Andrej Karpathy, the influential 39-year-old Slovak-Canadian AI researcher and one of the original 11 co-founders of OpenAI, and former head of Tesla's AI division, announced on Tuesday, May 19 that he's joining rival lab Anthropic.
As Karpathy posted from his account on the social network X: "Personal update: I've joined Anthropic. I think the next few years at the frontier of LLMs will be especially formative. I am very excited to join the team here and get back to R&D. I remain deeply passionate about education and plan to resume my work on it in time."
Anthropic's current Head of Pretraining, Nicholas Joseph, also a former OpenAI alumnus, added more context to Karpathy's new role at Anthropic in a post of his own on X, writing: "Excited to welcome Andrej to the Pretraining team! He'll be building a team focused on using Claude to accelerate pretraining research itself. I can’t think of anyone better suited to do it — looking forward to what we build together!"
An Anthropic spokesperson confirmed to VentureBeat via email that Karpathy will be starting a team focused on using Claude, Anthropic's own, increasingly popular AI model, to accelerate pretraining research. This would put Anthropic further toward the overarching AI research goal of many around the world to develop "recursive self-improvement," that is, AI that is capable of training its successors or upgrading itself with increasingly lesser, or ultimately no human intervention.
The announcement came on the same day as the start of rival AI-focused tech firm Google's annual I/O developer conference in its headquarters city of Mountain View, California, when many new releases and announcements were expected.
Karpathy's storied history
Karpathy is widely known for spanning three parts of the modern AI boom: academic research, big-company deployment and online education.
His own website describes him as an AI researcher and educator who was a founding member of OpenAI, later served as Director of AI at Tesla, and helped create Stanford’s first deep learning course, CS231n.
OpenAI’s December 2015 launch announcement also listed Karpathy among the group’s founding members.
At Tesla, where he worked from 2017 to 2022, Karpathy led the computer vision team for Autopilot and says his team handled in-house data labeling, neural network training and deployment on Tesla’s custom inference chip.
He then returned to OpenAI from 2023 to 2024, where his website says he built a team focused on midtraining and synthetic data generation — experience directly relevant to Anthropic’s reported pretraining role.
Karpathy’s academic work began at Stanford, where he earned his PhD under Fei-Fei Li and focused on neural networks for computer vision, natural language processing and the intersection of the two.
He also interned at Google Brain, Google Research and DeepMind, according to his website. His education includes an MSc from the University of British Columbia and a BSc from the University of Toronto, where he double-majored in computer science and physics.
What will become of Karpathy's open source research and commitment to AI education?

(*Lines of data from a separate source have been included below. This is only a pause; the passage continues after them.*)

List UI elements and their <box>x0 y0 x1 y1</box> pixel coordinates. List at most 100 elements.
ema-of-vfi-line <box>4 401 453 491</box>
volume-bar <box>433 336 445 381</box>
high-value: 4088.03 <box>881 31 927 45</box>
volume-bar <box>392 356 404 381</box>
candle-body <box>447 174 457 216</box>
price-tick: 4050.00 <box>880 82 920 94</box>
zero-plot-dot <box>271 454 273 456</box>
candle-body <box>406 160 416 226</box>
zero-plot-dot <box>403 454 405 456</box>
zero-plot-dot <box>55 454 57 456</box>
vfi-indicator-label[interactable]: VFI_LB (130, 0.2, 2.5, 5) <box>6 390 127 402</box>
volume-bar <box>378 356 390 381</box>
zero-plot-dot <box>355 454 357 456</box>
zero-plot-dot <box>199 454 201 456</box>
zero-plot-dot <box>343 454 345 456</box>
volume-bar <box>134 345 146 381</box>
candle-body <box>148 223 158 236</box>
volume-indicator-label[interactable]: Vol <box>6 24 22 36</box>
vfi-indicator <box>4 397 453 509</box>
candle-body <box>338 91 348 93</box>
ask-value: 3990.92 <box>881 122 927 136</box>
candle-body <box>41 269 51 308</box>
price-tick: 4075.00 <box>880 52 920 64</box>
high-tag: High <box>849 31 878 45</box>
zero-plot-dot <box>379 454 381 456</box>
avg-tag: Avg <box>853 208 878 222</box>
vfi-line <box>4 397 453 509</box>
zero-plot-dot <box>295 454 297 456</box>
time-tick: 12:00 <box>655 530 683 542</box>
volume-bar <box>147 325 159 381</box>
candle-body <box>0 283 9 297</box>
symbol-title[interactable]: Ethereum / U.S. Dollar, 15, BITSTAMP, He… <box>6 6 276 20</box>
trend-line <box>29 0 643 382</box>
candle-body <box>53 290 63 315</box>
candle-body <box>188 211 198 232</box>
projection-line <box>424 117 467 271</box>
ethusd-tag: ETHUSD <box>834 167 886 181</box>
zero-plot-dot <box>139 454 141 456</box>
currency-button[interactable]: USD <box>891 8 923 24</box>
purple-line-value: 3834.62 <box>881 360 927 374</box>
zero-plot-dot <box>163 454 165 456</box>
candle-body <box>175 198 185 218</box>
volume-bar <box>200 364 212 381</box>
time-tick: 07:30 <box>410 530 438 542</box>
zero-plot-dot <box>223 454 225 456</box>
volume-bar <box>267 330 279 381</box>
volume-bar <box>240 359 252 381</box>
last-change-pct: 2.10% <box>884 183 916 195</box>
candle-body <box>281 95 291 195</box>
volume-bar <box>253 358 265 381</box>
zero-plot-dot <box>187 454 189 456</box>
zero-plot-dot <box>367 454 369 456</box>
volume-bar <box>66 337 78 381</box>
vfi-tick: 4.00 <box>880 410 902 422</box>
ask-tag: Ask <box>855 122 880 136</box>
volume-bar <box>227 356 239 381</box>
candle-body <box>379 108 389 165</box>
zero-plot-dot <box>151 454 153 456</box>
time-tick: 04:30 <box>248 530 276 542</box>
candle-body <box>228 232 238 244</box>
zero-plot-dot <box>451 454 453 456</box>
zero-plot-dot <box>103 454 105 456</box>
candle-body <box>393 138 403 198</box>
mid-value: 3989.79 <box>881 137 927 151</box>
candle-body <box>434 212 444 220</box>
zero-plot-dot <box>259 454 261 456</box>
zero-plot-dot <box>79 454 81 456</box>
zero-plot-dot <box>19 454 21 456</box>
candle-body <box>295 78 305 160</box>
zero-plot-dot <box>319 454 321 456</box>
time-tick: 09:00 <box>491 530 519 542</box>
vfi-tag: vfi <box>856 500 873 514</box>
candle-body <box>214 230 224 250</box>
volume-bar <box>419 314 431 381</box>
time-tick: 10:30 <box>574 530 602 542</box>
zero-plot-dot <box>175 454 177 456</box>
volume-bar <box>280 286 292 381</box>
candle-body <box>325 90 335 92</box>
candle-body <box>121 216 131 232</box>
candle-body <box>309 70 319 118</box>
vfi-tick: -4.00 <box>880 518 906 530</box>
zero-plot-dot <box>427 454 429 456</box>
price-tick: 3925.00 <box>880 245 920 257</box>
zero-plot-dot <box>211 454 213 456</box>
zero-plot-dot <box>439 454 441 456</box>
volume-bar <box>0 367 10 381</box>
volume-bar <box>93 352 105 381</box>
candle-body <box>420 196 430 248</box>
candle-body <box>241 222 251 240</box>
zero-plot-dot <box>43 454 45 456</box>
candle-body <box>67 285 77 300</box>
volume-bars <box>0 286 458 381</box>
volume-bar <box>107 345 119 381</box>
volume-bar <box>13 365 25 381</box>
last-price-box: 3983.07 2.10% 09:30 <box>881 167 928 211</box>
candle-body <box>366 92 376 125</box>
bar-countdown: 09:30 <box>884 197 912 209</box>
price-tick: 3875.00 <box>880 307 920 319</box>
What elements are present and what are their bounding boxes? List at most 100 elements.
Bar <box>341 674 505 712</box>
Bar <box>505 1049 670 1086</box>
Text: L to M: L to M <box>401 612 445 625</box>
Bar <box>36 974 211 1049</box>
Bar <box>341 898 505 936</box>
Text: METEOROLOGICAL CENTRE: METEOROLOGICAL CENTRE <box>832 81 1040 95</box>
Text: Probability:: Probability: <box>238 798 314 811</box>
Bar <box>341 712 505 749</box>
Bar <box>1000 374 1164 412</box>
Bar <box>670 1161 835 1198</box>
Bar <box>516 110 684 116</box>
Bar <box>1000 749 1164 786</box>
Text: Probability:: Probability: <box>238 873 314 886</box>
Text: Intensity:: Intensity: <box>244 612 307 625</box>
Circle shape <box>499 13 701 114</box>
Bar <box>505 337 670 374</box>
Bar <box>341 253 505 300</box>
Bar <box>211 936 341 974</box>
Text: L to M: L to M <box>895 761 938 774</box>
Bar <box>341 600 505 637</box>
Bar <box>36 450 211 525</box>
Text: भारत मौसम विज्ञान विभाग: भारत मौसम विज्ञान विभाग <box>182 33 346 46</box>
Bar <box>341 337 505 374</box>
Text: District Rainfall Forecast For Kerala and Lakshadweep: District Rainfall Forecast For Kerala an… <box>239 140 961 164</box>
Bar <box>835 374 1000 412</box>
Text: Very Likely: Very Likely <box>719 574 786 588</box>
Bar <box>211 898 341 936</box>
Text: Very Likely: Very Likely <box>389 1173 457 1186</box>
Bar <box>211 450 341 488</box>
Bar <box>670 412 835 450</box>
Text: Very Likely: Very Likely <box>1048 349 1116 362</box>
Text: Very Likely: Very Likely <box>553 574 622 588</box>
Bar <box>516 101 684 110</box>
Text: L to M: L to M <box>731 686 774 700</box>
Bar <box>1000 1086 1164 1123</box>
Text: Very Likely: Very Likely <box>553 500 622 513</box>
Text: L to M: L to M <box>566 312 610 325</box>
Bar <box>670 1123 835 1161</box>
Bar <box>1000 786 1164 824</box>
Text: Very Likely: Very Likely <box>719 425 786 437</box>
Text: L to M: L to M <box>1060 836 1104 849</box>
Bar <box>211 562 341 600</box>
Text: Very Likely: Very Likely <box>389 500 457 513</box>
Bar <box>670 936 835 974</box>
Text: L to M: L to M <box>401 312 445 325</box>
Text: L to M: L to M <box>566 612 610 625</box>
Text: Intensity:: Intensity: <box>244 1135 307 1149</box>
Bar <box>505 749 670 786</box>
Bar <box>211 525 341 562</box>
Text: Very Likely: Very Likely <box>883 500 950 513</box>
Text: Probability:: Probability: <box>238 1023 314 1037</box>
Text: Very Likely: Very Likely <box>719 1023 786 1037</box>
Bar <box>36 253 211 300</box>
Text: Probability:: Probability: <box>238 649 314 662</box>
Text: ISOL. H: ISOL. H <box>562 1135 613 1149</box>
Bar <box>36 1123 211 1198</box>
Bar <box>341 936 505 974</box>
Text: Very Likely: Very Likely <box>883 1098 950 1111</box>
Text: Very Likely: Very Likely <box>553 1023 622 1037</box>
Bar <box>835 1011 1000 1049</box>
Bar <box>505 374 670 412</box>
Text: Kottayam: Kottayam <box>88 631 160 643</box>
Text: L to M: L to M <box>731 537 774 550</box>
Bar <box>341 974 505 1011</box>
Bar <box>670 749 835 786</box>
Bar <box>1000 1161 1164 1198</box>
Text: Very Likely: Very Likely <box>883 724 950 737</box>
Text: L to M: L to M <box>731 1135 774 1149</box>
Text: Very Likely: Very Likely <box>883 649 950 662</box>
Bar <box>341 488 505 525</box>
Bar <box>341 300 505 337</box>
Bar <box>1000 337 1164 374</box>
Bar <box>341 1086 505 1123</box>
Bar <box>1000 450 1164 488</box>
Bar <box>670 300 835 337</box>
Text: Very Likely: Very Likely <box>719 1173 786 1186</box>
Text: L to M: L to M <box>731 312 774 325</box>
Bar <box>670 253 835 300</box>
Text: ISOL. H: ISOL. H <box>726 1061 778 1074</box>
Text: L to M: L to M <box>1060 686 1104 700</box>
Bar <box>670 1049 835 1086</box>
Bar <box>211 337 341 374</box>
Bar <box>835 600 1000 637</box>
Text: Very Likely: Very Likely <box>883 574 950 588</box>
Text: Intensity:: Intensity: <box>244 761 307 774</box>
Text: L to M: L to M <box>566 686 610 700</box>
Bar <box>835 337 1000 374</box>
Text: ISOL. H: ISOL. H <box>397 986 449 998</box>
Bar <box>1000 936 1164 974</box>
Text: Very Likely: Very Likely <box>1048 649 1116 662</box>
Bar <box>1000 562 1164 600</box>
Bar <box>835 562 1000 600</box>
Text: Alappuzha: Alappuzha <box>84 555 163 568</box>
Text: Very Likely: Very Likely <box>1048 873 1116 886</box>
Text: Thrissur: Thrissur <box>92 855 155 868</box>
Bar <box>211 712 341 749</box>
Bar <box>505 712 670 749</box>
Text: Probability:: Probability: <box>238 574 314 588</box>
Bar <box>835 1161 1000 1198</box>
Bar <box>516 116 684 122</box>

Since leaving OpenAI in 2024, Karpathy has become one of AI’s most visible public educators, publishing technical and general-audience videos on large language models and neural networks.
He also launched Eureka Labs in July 2024 as an “AI-native” school; its first product, LLM101n, is described as an undergraduate-level course guiding students through training their own AI system.
Acting on his own as a free agent over the last two years, Karpathy has also helped push open source AI research forward with products and standards including autoresearch, an LLM-driven automated researcher that can run multiple hypothesis and experiments simultaneously, and the LLM Knowledge Base, an autonomous system of storing memory and context for AI agents in a kind of ever-growing library designed for them to access.
The big question is what becomes of these and Karpathy's open source AI efforts more generally as he joins Anthropic, a lab that has supported open source via the launch of its Model Context Protocol (MCP) technical standard, but which also famously has shipped primarily proprietary AI models and harnesses (such as Claude and Claude Code).
Based on the last statement in his announcement post on X — "I remain deeply passionate about education and plan to resume my work on it in time" — it appears that at least his contributions to the AI-native school effort will be paused as he digs in at Anthropic.